Verfassungsgericht bestätigt: Auslieferung nach Ungarn verfassungswidrig
Pressemitteilung der VDJ vom 11. Februar 2025
Das Bundesverfassungsgericht hat mit Beschluss vom 24. Januar 2025 entschieden, dass die Auslieferung von Maja T. nach Ungarn grundrechtswidrig gewesen ist. Insbesondere stellte das Bundesverfassungsgericht klar, dass das zuständige Kammergericht die Haftumstände für non-binäre Personen in Ungarn nicht hinreichend geprüft hat. Vielmehr ließ sich die deutsche Justiz mit einer pauschalen Garantieerklärung der ungarischen Behörden abspeisen, ohne dass hierbei die tatsächlichen Haftbedingungen, geschweige denn die persönlichen Umstände von Maja T. geprüft wurden.
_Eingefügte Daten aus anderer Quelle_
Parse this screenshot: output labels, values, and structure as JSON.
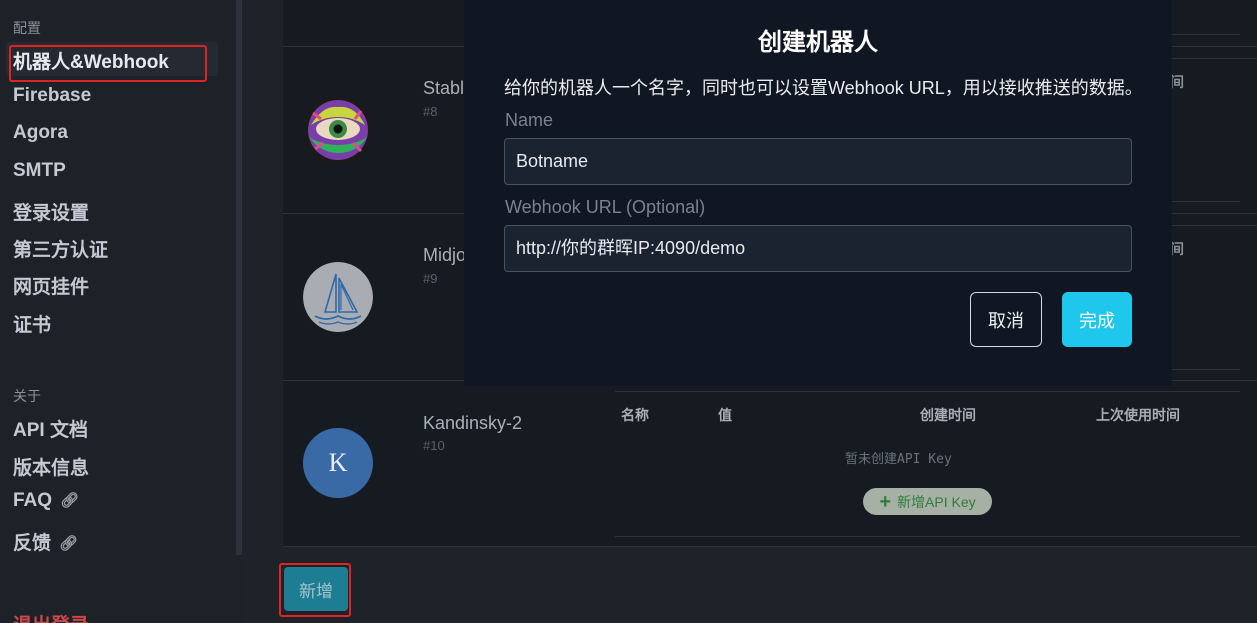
{
  "sidebar": {
    "section_config": "配置",
    "items": [
      {
        "label": "机器人&Webhook"
      },
      {
        "label": "Firebase"
      },
      {
        "label": "Agora"
      },
      {
        "label": "SMTP"
      },
      {
        "label": "登录设置"
      },
      {
        "label": "第三方认证"
      },
      {
        "label": "网页挂件"
      },
      {
        "label": "证书"
      }
    ],
    "section_about": "关于",
    "about_items": [
      {
        "label": "API 文档"
      },
      {
        "label": "版本信息"
      },
      {
        "label": "FAQ"
      },
      {
        "label": "反馈"
      }
    ],
    "logout": "退出登录"
  },
  "bots": [
    {
      "name": "Stabl",
      "id": "#8"
    },
    {
      "name": "Midjo",
      "id": "#9"
    },
    {
      "name": "Kandinsky-2",
      "id": "#10",
      "avatar_letter": "K"
    }
  ],
  "api_table": {
    "headers": [
      "名称",
      "值",
      "创建时间",
      "上次使用时间"
    ],
    "side_header_partial": "间",
    "empty_text": "暂未创建API Key",
    "add_button": "新增API Key"
  },
  "new_button": "新增",
  "modal": {
    "title": "创建机器人",
    "description": "给你的机器人一个名字，同时也可以设置Webhook URL，用以接收推送的数据。",
    "name_label": "Name",
    "name_value": "Botname",
    "webhook_label": "Webhook URL (Optional)",
    "webhook_value": "http://你的群晖IP:4090/demo",
    "cancel_label": "取消",
    "done_label": "完成"
  },
  "colors": {
    "accent": "#1fc7ec",
    "highlight_box": "#e12323",
    "logout": "#d04848"
  }
}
Der Beschluss weist die Berliner Behörden in die Schranken: Diese hatten mit ihrer Turboüberstellung nicht nur eine gewissenhafte Prüfung des Einzelfalls sträflich vernachlässigt, sondern zugleich ein Eilverfahren beim Bundesverfassungsgericht mit Vorsatz ignoriert. Die Exekutive hatte schlicht Fakten geschaffen und umging damit das Verfassungsgericht. Hinsichtlich dieses rechtsstaatlichen Dammbruchs sprach die Berliner Justizsenatorin Felor Badenberg im Juli 2024 von einem „absolut beanstandungsfreien Ablauf“. Demgegenüber stellte das Verfassungsgericht eine Verletzung von Artikel 4 der Grundrechtecharta (Verbot der Folter und der unmenschlichen Behandlung) aufgrund der nicht hinreichenden Aufklärung fest. Indem sie nicht veranlasste, die Entscheidung des BVerfG abzuwarten, ist die Berliner Justizsenatorin bei dem Vollzug der Kammerentscheidung ihrer Dienstaufsichtspflicht nicht gerecht geworden.
Die Entscheidung des Bundesverfassungsgerichts zeigt in erfreulicher Klarheit auf, was im aktuellen Law & Order-Furor verloren geht: Grundrechtliche Erwägungen werden unterlassen, sicherheitsbehördliche Zielvorgaben ohne hinreichende rechtsstaatliche Kontrolle vollzogen. Im Fall Maja T. kommt nun erschwerend hinzu, dass die Auslieferung rechtswidrig war, nun aber kein unmittelbares Rechtsmittel auf Rückholung vorliegt. Der schwerwiegende Rechtsbruch bleibt auch für die Behörden ohne Folgen.
Die Vereinigung Demokratischer Juristinnen und Juristen fordert das Auswärtige Amt dazu auf – unter Ausschöpfung aller diplomatischen Mittel –, mit Nachdruck auf eine Rückholung von Maja T. hinzuwirken. Von weiteren Auslieferungen nach Ungarn in diesem Tatkomplex muss aufgrund der dortigen schwerwiegenden rechtsstaatlichen und menschenrechtlichen Defizite grundsätzlich abgesehen werden.